One thing I've learned growing up ... is that we don't really grow up. Well, we do learn things, gain experience, and become wiser and much more capable, but we all still have imperfections, insecurities, and ignorance.

And when I say "ignorance," I'm meaning in a good sense -- simply not knowing something. There are so many things to know in the world that it's impossible to know everything, and so we must rely on other people who are experts. Like a couple of weeks my lawn mower broke down. I did everything in my power to fix it, but it wasn't enough. I had to take it to a mechanic ... it turned out to be a clogged carburetor. The guy got paid, and everyone was happy. 

I could write a whole post on ignorance, but I'll continue on with this child idea.

I look at myself as a child, and there were some things I did well. I was always good at music ... a little prodigy. There were things I enjoyed ... TV and video games. Also math and logic puzzles. And I had a vivid imagination. I'm sure we all have lists of things we were good at as a child.

I also had a whole bunch of insecurities. I was kind of okay making friends, but I was always a cut-up, always looking for attention, and not really connecting with many people. People liked me, but always saw me as goofy, or someone to make fun of, or to go to for a good joke.

And I was always afraid to go somewhere new, to call someone on the phone, or go up to someone to engage. I hated doing the door-to-door sales many schools had you do for fundraising. My parents also pointed out to me many times that I spent too many times reading books instead of playing with friends.

As a child, I always looked up to adults -- how they had it all together.
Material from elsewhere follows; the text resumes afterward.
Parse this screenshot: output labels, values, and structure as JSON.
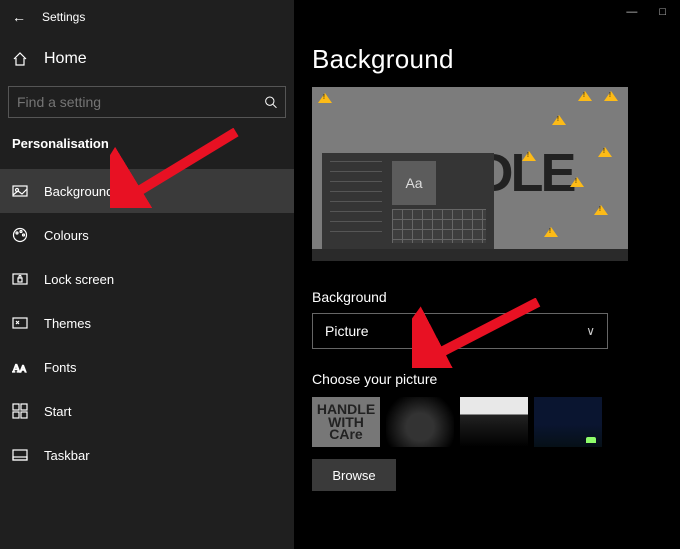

They were wise, and I could trust them. They were grown up. I longed for the day to come when, I, myself would be grown.

When I finally did grow up, I found that hardly anything changed. My body was larger and stronger, but other than that, my strengths were still my strengths, and my weaknesses were still my weaknesses. Of course I learned how to capitalize on my strengths, but I was already doing that as a child.
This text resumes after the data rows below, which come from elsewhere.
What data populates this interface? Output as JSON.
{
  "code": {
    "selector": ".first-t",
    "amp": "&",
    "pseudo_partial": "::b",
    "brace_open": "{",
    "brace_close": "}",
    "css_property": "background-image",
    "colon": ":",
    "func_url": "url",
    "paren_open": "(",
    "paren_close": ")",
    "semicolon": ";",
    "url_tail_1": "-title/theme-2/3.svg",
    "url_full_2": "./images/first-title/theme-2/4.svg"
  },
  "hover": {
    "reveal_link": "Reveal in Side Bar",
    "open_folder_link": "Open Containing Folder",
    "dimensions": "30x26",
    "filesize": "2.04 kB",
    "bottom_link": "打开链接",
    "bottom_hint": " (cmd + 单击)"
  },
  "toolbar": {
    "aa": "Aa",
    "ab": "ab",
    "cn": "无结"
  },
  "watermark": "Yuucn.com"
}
And I look at all the other grown ups around me, and I can see the same in them. They all still have insecurities. That's one thing my age and experience has granted me ... the ability to see these insecurities in everyone. Even when I look at famous people -- presidents, CEOs, religious leaders ... I can still see the same insecurities even through the facade each of these people put up.
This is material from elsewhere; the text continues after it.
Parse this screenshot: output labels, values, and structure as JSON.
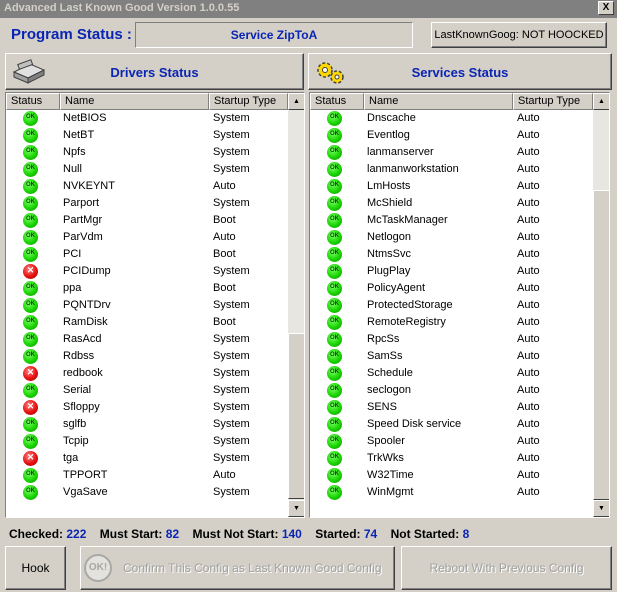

So, I totally get it when Jesus tells us to be like little children.
Verily I say unto you, Except ye be converted, and become as little children, ye shall not enter into the kingdom of heaven. (Matthew 18:3)
Understanding this has helped me immensely in my adult years. I think it's being honest, knowing my own shortcomings, and realizing that everyone else is in the same boat -- none of us are immune.

And I know that God and Jesus realize that, too. To them, we all really are children.

The most important part ... if we truly are children, then that means we all have potential. There's always room to grow and become bigger than what we were before. So, realizing we are children should constantly remind us that we need to always push ahead and always improve, and never stop. And this is what I believe Jesus is talking about in his quote above. Those who stop trying think they're already there, and are no longer children -- and these types with their arrogance are unlikely to progress any further.

So who's with me! Who wants to keep on being a child?